Aerodynamic forces of a Coanda air jet

Abstract

This paper discusses the aerodynamic pressure and frictional force on a plate (called web) placed against a plane wall jet of air. The air jet was ejected from a slot nozzle, turned 90 degrees following a curved surface, and then flew along a straight wall. The tendency of a jet flow to follow a contoured surface is commonly called the Coanda effect. The aerodynamic forces were determined for rigid and flexible webs, experimentally and computationally. A commercial computational fluid dynamics package, called Fluent, was used. For a flexible web, solutions which satisfied both the fluid dynamics and web deflection equations were obtained by manual iteration. Effects of the supply air pressure in the plenum of the air nozzle, floatation height (distance between the web and the nozzle surface), slot nozzle width (opening), radius of curvature of the curved surface, and applied web tension (for flexible web) on the aerodynamic forces on the web were examined.

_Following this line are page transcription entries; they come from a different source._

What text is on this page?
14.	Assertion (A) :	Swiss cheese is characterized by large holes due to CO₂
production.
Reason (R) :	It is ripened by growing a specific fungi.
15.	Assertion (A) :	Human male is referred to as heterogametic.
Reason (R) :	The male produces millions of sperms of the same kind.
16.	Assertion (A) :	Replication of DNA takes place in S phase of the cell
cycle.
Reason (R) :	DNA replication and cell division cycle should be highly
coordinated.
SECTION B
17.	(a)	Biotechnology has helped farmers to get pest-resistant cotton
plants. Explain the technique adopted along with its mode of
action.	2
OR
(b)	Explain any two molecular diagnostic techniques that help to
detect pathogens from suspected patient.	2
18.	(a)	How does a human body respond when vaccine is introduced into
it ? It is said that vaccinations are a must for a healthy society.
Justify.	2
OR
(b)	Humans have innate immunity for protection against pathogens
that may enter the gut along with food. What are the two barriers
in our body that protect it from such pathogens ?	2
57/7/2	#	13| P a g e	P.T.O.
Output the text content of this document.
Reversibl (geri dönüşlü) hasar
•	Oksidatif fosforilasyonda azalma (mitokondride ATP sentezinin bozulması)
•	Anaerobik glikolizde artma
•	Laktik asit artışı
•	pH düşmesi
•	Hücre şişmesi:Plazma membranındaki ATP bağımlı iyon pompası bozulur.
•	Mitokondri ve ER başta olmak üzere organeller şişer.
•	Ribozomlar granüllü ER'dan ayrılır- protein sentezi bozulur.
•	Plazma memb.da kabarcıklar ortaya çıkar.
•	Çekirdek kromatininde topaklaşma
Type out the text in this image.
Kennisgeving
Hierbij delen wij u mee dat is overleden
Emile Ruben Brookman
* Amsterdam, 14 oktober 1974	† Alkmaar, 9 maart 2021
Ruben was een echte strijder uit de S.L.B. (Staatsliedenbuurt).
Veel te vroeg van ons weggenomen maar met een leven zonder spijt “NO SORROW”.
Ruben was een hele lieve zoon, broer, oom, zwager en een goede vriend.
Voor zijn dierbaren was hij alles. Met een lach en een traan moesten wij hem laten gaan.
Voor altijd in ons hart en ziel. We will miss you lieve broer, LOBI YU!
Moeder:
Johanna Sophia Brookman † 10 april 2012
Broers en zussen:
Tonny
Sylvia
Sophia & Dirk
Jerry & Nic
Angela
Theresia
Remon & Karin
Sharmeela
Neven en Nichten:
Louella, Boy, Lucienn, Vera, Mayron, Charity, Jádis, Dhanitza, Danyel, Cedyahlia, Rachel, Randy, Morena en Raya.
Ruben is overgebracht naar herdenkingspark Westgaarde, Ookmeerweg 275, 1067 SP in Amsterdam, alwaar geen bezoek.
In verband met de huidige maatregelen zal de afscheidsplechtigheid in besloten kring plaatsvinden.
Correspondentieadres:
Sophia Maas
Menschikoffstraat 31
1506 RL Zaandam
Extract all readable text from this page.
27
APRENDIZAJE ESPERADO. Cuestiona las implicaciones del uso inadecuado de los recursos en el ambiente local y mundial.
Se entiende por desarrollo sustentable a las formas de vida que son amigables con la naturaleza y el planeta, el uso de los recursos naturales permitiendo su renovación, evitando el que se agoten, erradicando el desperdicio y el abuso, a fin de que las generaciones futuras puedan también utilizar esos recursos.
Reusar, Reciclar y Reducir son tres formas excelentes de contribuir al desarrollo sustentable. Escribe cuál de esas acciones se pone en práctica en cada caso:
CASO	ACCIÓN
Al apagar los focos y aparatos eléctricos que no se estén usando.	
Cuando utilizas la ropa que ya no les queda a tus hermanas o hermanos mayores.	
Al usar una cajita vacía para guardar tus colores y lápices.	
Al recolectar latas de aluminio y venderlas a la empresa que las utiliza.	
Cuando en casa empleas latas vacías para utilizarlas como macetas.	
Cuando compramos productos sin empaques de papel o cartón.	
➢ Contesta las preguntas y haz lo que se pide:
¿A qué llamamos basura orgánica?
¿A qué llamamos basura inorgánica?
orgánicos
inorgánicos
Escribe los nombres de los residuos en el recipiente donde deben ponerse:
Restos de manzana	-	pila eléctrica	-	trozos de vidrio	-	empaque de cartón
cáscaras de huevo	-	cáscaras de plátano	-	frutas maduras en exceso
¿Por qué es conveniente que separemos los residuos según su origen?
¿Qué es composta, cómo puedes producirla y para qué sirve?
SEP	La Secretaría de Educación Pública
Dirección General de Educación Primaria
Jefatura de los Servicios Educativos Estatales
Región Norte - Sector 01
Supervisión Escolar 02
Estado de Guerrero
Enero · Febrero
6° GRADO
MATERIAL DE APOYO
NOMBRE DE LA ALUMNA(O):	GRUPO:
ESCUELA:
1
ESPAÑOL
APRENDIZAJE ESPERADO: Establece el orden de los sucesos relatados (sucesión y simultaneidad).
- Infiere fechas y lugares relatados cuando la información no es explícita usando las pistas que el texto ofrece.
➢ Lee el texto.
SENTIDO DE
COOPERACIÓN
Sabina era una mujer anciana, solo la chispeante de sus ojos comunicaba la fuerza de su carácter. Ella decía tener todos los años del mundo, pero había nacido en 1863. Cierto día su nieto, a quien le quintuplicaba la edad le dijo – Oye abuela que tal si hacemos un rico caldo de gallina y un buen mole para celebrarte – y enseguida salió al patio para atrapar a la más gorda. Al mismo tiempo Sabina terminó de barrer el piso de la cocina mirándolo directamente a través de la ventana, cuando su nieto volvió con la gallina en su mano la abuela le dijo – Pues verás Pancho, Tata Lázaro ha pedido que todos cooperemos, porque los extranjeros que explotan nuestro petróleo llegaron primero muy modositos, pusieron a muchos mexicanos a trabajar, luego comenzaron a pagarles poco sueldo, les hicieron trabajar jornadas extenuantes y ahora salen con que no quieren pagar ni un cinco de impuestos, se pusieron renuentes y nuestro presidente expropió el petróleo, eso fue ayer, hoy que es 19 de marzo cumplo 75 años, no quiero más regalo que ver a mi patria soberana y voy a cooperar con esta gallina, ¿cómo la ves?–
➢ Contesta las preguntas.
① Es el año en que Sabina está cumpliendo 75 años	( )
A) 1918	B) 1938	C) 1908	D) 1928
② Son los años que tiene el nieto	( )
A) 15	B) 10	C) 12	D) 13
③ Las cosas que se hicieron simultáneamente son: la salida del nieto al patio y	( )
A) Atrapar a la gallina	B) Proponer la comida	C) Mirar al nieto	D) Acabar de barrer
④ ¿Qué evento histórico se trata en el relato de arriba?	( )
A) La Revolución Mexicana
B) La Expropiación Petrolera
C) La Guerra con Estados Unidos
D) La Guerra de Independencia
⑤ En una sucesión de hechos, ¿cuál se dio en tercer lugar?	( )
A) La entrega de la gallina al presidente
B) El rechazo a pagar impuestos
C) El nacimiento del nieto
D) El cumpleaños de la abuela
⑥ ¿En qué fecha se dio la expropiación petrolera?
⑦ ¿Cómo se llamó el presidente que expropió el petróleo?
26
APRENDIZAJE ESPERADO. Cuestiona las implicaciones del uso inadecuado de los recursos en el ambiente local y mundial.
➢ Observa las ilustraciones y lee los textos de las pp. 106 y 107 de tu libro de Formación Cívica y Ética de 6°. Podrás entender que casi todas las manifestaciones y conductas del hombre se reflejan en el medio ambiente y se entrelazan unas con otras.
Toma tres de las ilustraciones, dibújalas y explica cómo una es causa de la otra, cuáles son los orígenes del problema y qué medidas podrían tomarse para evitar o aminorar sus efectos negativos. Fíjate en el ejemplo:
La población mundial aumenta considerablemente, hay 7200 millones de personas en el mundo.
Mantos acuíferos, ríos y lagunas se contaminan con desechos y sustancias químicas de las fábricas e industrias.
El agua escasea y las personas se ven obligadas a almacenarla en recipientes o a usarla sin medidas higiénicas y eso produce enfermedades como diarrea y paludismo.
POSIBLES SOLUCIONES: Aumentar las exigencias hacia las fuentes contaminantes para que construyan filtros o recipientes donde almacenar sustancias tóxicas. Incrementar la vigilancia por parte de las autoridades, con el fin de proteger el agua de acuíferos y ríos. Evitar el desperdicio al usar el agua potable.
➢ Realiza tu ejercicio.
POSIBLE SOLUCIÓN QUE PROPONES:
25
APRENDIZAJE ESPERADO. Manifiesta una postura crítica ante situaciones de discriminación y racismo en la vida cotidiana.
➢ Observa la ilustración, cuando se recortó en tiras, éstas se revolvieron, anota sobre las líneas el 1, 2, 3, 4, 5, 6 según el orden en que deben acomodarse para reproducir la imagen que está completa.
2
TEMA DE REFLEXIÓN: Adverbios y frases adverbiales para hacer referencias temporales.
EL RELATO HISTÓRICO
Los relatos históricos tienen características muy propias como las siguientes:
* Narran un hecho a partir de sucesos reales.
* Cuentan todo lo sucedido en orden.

It was found that the aerodynamic pressure is very sensitive to the flotation height. For a stationary rigid web, the net lift force became nearly zero at a certain value of flotation height regardless of supply pressure. The magnitude of pressure on the web and friction were nearly proportional to the supply pressure in the entire range of measurements and computations. The effect of web speed on the aerodynamic friction was examined computationally. It was found that the frictional force dramatically reduces when the web runs in the direction of air jet. An analytical model to predict the aerodynamic traction on the web was developed. The analytical model, however, was only limited to a stationary rigid web.